An increasing number of Norwegian locals are gambling the answer to that question is yes.
Try reading a small local newspaper such as Hallingdölen , or a regional such Faedrelandsvennen, online and you will hit the paywall for most articles, save those on major news events, the traffic or those originating from newswires. At Norwegian local Möre-Nytt you have to pay if you want to read more than five articles.
Other local newspapers, such as several of those owned by Edda Media, a group in the process of being acquired by A-pressen from Mecom, are introducing so-called "plus models", where readers have to pay to access the "plus" area, which typically offers more features and in-depth articles, of the paper’s digital offering.
This is a model which Schibsted-owned tabloid Aftonbladet has been very successful with in Sweden.

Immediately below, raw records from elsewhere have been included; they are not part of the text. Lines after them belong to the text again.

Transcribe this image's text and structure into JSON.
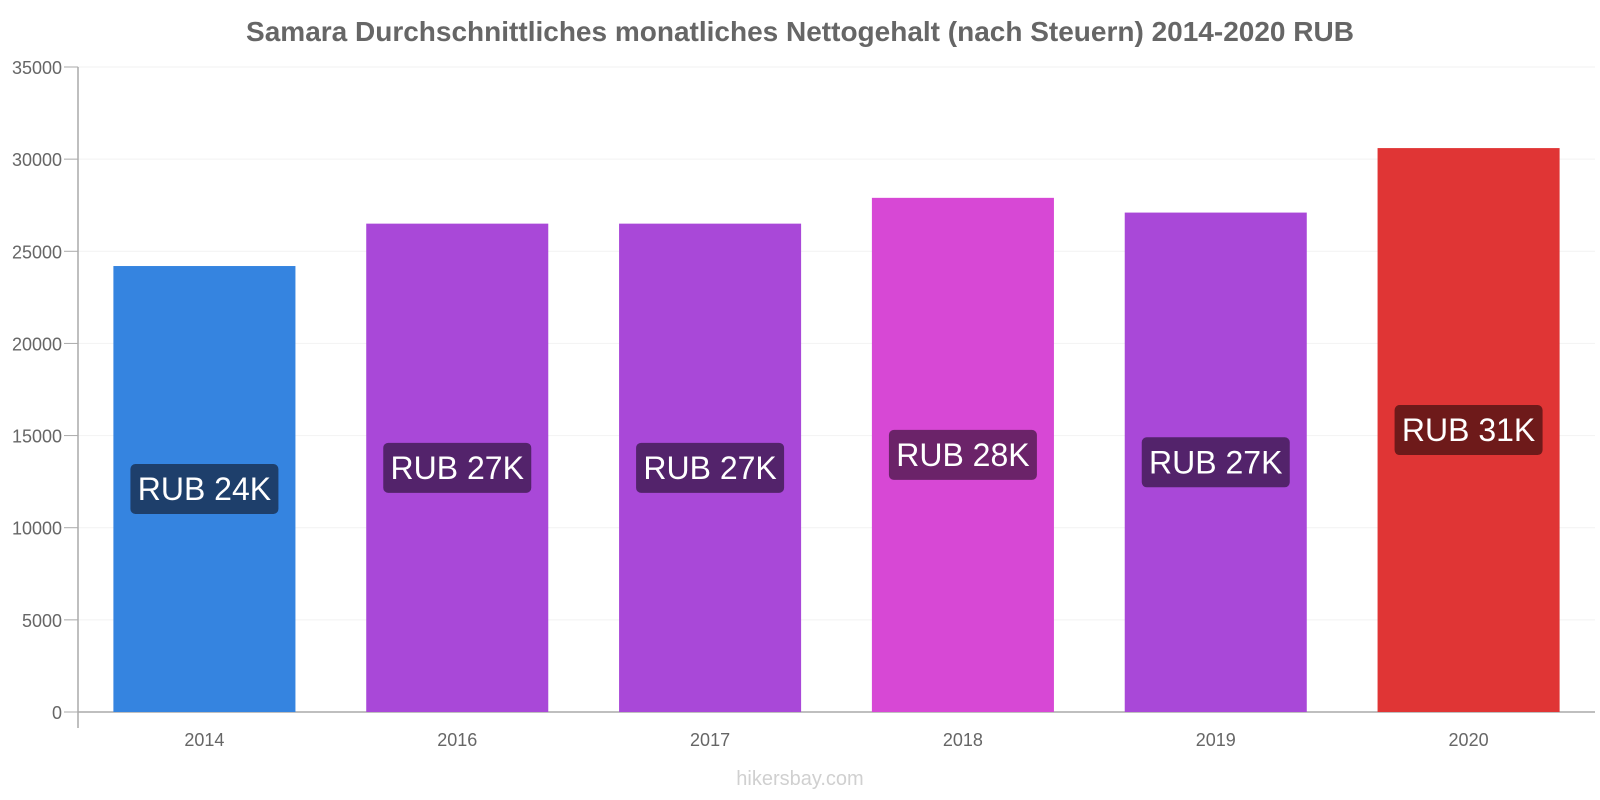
{
  "chart_data": {
    "type": "bar",
    "title": "Samara Durchschnittliches monatliches Nettogehalt (nach Steuern) 2014-2020 RUB",
    "categories": [
      "2014",
      "2016",
      "2017",
      "2018",
      "2019",
      "2020"
    ],
    "values": [
      24200,
      26500,
      26500,
      27900,
      27100,
      30600
    ],
    "value_labels": [
      "RUB 24K",
      "RUB 27K",
      "RUB 27K",
      "RUB 28K",
      "RUB 27K",
      "RUB 31K"
    ],
    "bar_colors": [
      "#3584e0",
      "#a948d8",
      "#a948d8",
      "#d748d5",
      "#a948d8",
      "#e03535"
    ],
    "label_colors": [
      "#1e3f6b",
      "#53236b",
      "#53236b",
      "#6b2369",
      "#53236b",
      "#6e1a1a"
    ],
    "ylim": [
      0,
      35000
    ],
    "yticks": [
      0,
      5000,
      10000,
      15000,
      20000,
      25000,
      30000,
      35000
    ],
    "grid": true,
    "xlabel": "",
    "ylabel": ""
  },
  "watermark": "hikersbay.com"
}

Aftonbladet however, is a national which boasts around 2.5 million readers on average each day. How come local newspapers have the audacity to attempt introducing a model pioneered by a market leader?

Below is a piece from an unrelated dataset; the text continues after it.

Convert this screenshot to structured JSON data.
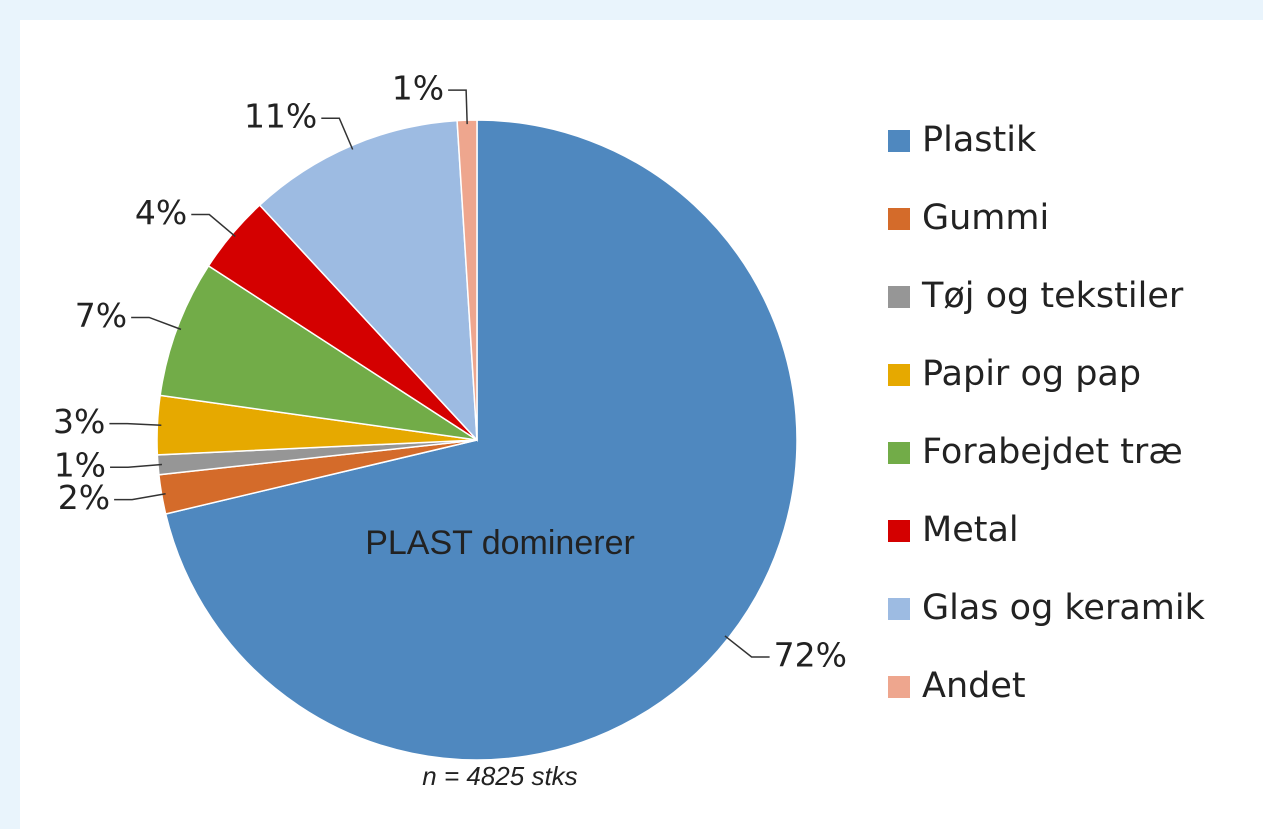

The answer is partly to be found in local newspapers’ unique position in Norway.
Despite suffering major cost cuts over the last few years, Norwegian local and regional newspapers can still boast a fairly strong market position compared to similar newspapers in other countries.

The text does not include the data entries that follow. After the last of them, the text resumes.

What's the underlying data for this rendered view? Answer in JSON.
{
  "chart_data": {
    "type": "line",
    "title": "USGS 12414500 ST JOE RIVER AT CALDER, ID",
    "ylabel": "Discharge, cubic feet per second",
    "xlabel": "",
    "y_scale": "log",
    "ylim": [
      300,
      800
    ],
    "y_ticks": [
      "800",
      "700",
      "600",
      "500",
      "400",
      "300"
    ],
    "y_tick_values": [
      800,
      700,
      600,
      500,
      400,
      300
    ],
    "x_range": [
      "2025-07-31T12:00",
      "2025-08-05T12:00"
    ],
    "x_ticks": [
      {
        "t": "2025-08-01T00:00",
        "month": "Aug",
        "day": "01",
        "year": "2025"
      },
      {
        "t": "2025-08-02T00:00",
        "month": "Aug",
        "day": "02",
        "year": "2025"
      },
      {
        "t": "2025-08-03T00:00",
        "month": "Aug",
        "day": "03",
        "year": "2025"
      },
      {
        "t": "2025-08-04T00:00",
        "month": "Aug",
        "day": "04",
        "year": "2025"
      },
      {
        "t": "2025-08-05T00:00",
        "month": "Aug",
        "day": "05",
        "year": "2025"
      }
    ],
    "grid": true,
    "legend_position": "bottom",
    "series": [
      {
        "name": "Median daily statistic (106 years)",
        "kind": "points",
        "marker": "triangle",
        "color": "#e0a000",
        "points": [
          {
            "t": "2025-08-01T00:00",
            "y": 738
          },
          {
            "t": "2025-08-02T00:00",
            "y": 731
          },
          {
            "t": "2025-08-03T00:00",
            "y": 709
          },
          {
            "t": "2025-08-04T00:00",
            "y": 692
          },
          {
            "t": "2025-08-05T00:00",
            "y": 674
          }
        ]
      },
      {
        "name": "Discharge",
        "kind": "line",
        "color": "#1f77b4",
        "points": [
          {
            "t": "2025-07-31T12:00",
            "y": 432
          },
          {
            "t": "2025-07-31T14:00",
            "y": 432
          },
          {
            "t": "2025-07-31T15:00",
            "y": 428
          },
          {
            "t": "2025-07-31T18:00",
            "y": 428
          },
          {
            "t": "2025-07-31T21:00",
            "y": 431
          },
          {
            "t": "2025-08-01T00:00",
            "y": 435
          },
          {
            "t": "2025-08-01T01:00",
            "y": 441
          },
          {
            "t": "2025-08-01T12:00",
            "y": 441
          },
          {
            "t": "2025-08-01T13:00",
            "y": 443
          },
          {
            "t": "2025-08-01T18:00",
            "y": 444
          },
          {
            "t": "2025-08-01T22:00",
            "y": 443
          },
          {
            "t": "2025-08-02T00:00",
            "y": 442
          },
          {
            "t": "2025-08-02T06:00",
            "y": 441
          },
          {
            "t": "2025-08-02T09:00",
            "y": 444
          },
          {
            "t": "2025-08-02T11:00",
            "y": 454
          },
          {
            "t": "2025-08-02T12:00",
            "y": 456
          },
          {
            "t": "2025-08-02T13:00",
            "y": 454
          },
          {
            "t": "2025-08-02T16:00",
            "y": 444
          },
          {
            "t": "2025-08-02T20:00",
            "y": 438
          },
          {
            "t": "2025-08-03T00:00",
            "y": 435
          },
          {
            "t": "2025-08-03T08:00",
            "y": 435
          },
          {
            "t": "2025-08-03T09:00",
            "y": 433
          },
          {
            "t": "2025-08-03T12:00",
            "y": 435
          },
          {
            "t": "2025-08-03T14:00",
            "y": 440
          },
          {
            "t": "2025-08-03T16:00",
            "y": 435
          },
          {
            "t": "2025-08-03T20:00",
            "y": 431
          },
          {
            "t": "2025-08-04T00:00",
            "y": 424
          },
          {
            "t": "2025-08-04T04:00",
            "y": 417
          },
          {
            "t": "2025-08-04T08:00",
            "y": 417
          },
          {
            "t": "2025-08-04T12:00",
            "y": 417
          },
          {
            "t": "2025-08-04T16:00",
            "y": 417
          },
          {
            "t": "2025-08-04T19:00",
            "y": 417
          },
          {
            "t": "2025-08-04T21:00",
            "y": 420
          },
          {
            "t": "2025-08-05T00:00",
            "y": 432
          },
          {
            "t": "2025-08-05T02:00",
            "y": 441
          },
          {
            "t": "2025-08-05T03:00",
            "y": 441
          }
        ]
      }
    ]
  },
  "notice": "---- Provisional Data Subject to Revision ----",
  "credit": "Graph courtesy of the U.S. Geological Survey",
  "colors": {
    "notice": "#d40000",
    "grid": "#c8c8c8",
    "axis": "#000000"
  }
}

While the decline in print circulation is dramatic for Norwegian national tabloids such as VG and Dagbladet, local and regional newspapers on average only saw a 2 to 3 per cent decline in print circulation last year.
Still, there is ample cause for worry, among them how the subscriber base for many such papers both seem to be dwindling and getting older.
"I thought it was a lot scarier to sit on the fence and do nothing, than to test a new payment model," said Faedrelandsvennen’s editor-in-chief Eivind Ljöstad.I thought it was a lot scarier to sit on the fence and do nothing, than to test a new payment modelEivind Ljöstad, editor-in-chief, Faedrelandsvennen
"We have been in a difficult situation for a long time. We lost more and more print subscribers every year".
In May the newspaper launched its new digital first strategy at the same time as it was introducing a paywall.
With the new model, subscribers get access to all content regardless of platform, and all content is published online first but only accessible to subscribers unless it is of a very generic nature.
"We create one set of content: Read it wherever you want to. We do not talk so much about a paywall as such.
"Our starting point was looking at our subscription and what it means to be a subscriber of Faedrelandsvennen. Many of our subscribers said they wanted to have full access to read us on all digital platforms," he explained.
The result is what many would call a fairly "hard" paywall with roughly 70 per cent of Faedrelandsvennen’s content only accessible to subscribers.
But motivation for introducing payment models is not only about trying to stem the decline in circulation and subscriptions.
Several of the industry insiders I talked for a big feature on digital payment models for Norwegian media and marketing magazine Kampanje recently also mentioned the value of a closer relationship to the newspaper’s subscribers, the value of more subscriber data to tailor more relevant content and advertisement – as well as creating better business models.
The result is a flurry of new and old, tried and untried payment models – which includes such measures as hard and soft paywalls, "plus models", pay per day, week or month, bundling various content, niche news apps and general news apps – which either have been launched or are in the process of being launched.
In Denmark, it is the nationals who currently are leading the charge to introduce new payment models. Politiken.dk, has announced it will introduce a "soft" paywall, inspired by The New York Times, towards the end of this year.
Another Danish national, Jyllands-Posten (JP.dk) has said it is looking to introduce a payment model inspired by Le Monde’s more "plus-like" model where a lot of content is available for free online, but readers have to pay to access certain unique content.
Mecom-owned Berlingske, who owns national newspaper Berlingske Tidende, has experimented with various forms of user payment, and its national is also expected to launch a new digital payment model online this year.
"Newspapers in general have a weak position in Denmark", said Henrik Schultz, a Danish media analyst at Sparebanken1 Markets.
"We often forget Norway is one of the most newspaper-reading countries in the world, while Danish newspapers had a dominating position 25 years ago but failed to meet the competition from the internet and from freesheets".
Against this backdrop he thinks the need for good digital payment solutions is more pressing in Denmark than in many other countries. In general, he feels Nordic media have been too slow to introduce digital payment solutions.
"They have talked a lot about payment solutions but remained on the fence, protecting their strong advertisement positions for too long.
"There is no reason to wait for the one major payment solution which works for everyone, it will not materialise. I think we will rather see many different models, often within the same media company, which may work within a certain area", he said.
Or, as newspaper industry analyst Ken Doctor accurately observed for Nieman Journalism Lab back in March: "Suddenly it’s paywalls all around the world".
"We’ve moved ― in a couple of years ― from the question of whether to when. The big question that should be asked now: How?"
At least for Scandinavia, the observation could not be more bang on the money.